I have a lot of paper, and storing it so it’s manageable & findable is a mission. I have a large drawer of full,page sized gelli prints. I have manila folders of images cut out of old books and magazines, sorted into religious icons, people, architecture and other.

My paper scraps are sorted by colour into plastic envelopes and file boxes. As soon as I cut or tear into a full size gelli print, the remains go into the paper files. The colour sorting is ‘best guess’ based on the main colour of the print. It’s a loose system, but it works well enough for me.

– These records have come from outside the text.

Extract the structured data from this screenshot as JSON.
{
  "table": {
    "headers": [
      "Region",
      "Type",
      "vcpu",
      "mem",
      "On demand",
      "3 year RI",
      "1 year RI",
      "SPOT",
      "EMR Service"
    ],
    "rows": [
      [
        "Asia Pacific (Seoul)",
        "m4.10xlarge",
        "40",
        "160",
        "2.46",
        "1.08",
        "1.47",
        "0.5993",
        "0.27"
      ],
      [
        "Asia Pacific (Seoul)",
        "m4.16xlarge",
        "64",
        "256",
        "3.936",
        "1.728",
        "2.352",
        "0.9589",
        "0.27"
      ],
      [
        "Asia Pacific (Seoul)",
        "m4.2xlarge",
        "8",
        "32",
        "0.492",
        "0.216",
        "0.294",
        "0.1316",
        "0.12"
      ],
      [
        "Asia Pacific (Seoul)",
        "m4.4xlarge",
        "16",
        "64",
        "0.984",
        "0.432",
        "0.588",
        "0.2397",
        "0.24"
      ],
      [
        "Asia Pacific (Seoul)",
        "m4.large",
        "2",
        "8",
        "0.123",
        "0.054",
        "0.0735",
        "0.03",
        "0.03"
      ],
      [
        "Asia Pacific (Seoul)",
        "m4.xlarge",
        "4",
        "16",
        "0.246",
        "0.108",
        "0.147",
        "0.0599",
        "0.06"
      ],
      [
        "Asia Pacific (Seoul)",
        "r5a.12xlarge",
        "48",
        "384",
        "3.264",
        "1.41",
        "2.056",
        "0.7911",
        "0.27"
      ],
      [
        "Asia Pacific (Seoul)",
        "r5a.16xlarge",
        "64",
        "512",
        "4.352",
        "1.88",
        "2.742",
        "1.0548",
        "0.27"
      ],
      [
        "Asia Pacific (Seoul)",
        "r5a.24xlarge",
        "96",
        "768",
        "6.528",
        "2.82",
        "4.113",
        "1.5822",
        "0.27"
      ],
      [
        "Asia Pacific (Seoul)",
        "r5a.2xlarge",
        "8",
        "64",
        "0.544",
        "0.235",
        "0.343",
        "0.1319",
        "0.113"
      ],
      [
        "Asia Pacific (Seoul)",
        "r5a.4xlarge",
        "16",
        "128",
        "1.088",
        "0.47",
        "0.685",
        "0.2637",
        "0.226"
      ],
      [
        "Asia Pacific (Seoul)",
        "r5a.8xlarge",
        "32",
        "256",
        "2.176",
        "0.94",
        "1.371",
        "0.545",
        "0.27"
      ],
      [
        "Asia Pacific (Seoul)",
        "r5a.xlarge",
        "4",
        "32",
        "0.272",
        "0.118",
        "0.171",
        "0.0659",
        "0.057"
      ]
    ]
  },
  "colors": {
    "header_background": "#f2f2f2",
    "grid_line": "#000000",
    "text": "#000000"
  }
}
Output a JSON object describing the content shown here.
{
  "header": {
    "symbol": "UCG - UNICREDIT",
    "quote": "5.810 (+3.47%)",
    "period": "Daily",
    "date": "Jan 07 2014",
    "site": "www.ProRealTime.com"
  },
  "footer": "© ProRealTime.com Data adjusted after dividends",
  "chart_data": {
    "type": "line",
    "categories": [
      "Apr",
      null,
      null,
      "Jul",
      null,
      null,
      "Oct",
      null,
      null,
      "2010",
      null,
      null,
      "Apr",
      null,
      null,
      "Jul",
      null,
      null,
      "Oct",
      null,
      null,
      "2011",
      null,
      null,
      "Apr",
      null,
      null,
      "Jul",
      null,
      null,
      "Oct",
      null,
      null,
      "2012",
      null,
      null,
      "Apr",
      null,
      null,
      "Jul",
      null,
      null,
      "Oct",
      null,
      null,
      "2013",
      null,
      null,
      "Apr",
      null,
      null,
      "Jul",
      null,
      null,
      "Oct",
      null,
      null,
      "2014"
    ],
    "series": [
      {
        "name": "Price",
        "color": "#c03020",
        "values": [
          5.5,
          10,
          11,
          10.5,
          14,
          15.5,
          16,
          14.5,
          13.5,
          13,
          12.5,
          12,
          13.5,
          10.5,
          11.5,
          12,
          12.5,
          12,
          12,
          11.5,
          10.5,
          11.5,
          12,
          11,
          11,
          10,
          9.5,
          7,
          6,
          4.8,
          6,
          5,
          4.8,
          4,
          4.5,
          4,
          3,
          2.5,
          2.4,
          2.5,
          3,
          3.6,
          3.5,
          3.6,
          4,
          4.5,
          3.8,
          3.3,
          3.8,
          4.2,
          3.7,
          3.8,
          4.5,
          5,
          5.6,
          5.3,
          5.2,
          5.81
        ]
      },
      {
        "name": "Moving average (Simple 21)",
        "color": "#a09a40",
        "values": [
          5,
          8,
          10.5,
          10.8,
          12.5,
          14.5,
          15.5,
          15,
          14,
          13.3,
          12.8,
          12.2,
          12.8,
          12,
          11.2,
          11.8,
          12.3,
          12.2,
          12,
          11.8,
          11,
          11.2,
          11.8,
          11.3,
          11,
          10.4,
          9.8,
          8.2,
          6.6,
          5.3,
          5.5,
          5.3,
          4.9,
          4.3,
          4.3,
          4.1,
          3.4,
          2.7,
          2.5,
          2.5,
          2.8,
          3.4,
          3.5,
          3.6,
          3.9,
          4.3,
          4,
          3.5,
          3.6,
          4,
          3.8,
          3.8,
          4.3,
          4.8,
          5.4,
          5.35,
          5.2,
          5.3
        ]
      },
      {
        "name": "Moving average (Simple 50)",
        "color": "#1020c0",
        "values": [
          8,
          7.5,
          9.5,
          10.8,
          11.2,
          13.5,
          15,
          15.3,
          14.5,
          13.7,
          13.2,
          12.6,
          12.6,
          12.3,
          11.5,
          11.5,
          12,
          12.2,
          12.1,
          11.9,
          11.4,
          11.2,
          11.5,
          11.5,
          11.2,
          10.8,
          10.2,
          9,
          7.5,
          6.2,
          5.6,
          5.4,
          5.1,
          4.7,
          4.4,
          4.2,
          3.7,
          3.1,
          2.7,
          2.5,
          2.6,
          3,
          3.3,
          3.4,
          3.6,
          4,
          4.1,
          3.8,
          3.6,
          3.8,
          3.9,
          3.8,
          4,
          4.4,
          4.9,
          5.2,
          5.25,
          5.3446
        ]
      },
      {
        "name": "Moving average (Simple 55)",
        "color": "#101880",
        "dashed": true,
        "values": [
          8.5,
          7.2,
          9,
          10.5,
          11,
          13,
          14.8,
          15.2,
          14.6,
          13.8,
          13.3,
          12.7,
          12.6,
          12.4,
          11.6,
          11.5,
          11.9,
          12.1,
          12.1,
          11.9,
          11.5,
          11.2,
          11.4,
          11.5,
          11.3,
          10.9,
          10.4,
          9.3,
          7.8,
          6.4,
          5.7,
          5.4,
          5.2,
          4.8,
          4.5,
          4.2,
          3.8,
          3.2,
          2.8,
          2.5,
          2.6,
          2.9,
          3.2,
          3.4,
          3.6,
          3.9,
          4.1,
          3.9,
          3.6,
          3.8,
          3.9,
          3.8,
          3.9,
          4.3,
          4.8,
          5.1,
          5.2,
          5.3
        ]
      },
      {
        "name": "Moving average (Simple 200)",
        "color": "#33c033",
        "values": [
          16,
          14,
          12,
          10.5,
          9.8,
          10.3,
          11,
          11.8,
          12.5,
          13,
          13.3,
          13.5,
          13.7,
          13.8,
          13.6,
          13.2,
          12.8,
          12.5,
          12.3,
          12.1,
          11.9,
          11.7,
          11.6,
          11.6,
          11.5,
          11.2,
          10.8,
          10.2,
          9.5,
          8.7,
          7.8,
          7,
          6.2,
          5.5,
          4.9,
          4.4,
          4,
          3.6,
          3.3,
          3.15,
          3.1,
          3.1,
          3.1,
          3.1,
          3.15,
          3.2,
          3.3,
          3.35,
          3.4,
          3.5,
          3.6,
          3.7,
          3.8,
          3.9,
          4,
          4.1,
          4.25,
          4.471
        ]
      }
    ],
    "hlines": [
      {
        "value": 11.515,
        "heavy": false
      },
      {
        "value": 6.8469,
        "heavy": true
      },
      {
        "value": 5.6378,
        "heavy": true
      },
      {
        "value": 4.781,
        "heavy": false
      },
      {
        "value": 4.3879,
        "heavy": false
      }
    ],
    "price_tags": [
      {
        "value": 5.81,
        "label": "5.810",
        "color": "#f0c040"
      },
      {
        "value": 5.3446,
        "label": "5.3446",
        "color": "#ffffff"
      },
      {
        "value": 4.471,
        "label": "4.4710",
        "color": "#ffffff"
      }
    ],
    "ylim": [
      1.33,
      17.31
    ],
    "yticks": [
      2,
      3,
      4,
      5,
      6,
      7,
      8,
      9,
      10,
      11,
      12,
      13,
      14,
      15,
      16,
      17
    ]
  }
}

Manila folders of cut out images, maps, book pages etc
Plastic folders with paper sorted by colour
Plastic folders of cut out images

As 2022 ends …

Once again, it’s been a couple of months since I blogged. It’s hard to know what to say much of the time, and there’s a lot I don’t share. Here are some highlights from the year:

  • Penny Kirk and I created a lot of art together and had a well supported exhibition at Left Bank Art Gallery in Greymouth. We’re working on our next exhibition already.
  • My nephew Rowan turned 50, which makes me feel old!
  • I got a bright pink bicycle and love it. Turns out I have terrible balance, but never mind.
  • I had a few visits to Alan on the West Coast. It’s a chance to relax, pat farm animals and make art.
  • I visited my sister Ailsa and family in Auckland, after a few false starts thanks to Covid. It was great to finally see their new home.
  • Speaking of Covid, we finally succumbed. I’m grateful for being vaxxed, which means I didn’t get particularly sick. I’m also grateful Sandra’s ridiculously overactive immune system looked after her.
  • I spent a few days in Hamner Springs & loved it. I want to go back when it’s not school holidays, because that was a bit of a mistake.
  • I love having two new knees. Life is just so much better when you can move without pain.

On a much less positive note, Tony’s not doing well and will be moving to Trinity Resthome in Hawera in mid-January. Trinity has hospital, palliative and dementia care, so can provide anything he needs. It means I can visit him in my lunch breaks, so he may be less sleepy.